Circus Workers vs Paris - How a small community memorial threatened Paris's monumental visions.

Kocsis, Andrea (2023) Circus Workers vs Paris - How a small community memorial threatened Paris's monumental visions. In: Seventh Annual Conference of the Memory Studies Association. ‘Communities and Change’, 3-7 July 2023, Newcastle University.

Abstract

My paper tells the forgotten story of the Memorial for the Fallen Circus Workers in Paris to show the broader picture of the interwar memory politics which shaped the present urban landscape and memorialscape of the French capital city. The interwar memory of WWI in Paris was controlled by political and military leadership, which intentionally attempted to keep the narratives of a "real war" (loss, suffering, injury) or power-challenging narratives (pacifism, communism) away from the capital to prevent more instability in this politically responsive community. The impact of this practice is visible in the Parisian cityscape and memorialscape. These memory politics resulted in commemorative places created for commanders and state leaders within the city and dismissed the counter-memories of the bereaved or veterans.
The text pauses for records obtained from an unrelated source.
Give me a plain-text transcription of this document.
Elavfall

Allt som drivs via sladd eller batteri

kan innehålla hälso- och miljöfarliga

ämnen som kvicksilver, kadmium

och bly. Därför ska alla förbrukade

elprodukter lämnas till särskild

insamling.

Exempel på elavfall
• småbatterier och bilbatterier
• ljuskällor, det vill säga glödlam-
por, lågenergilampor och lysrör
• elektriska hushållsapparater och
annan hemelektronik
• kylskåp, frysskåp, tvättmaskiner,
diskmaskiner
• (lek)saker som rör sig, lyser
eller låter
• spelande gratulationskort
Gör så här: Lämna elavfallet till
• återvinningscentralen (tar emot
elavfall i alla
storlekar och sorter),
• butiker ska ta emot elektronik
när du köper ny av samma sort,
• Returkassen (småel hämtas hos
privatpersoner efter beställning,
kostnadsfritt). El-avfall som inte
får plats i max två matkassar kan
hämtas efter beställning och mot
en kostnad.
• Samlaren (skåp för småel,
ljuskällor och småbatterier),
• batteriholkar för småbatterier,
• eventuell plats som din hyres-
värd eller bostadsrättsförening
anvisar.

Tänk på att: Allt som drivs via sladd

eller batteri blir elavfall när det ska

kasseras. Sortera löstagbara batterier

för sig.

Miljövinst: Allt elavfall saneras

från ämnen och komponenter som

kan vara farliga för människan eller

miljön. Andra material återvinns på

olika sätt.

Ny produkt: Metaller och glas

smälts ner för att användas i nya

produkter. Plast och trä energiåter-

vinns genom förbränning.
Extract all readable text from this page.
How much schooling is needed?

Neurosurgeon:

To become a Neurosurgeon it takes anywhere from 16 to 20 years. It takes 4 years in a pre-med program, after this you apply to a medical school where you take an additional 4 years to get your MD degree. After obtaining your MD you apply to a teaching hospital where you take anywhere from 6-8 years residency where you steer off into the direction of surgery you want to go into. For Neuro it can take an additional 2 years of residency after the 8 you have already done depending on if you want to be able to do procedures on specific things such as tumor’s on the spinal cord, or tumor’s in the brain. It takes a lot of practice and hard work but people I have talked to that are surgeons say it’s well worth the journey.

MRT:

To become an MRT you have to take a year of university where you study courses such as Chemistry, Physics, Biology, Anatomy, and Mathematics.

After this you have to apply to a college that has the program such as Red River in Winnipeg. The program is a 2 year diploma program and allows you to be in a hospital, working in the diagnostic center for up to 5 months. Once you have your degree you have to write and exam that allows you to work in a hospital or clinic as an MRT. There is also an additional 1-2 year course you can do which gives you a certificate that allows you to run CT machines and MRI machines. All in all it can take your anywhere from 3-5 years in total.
These commemorative places were strategically located in the city, forming a military memory axis within the capital connecting memory districts and cross-cutting the community remembrance. What happens when a smaller community plans to commemorate its fallen within the military axis of the city? How does location within the city affect memory? Who are the stakeholders in the debate? The paper tells the story of the conflict between a small commune bordering Paris and the city's governance over the valuable plain of Porte Maillot. It defines three problems with the proposed community memorial - audience, design, and location- while revealing why these components contrasted Paris's great memory political ambitions.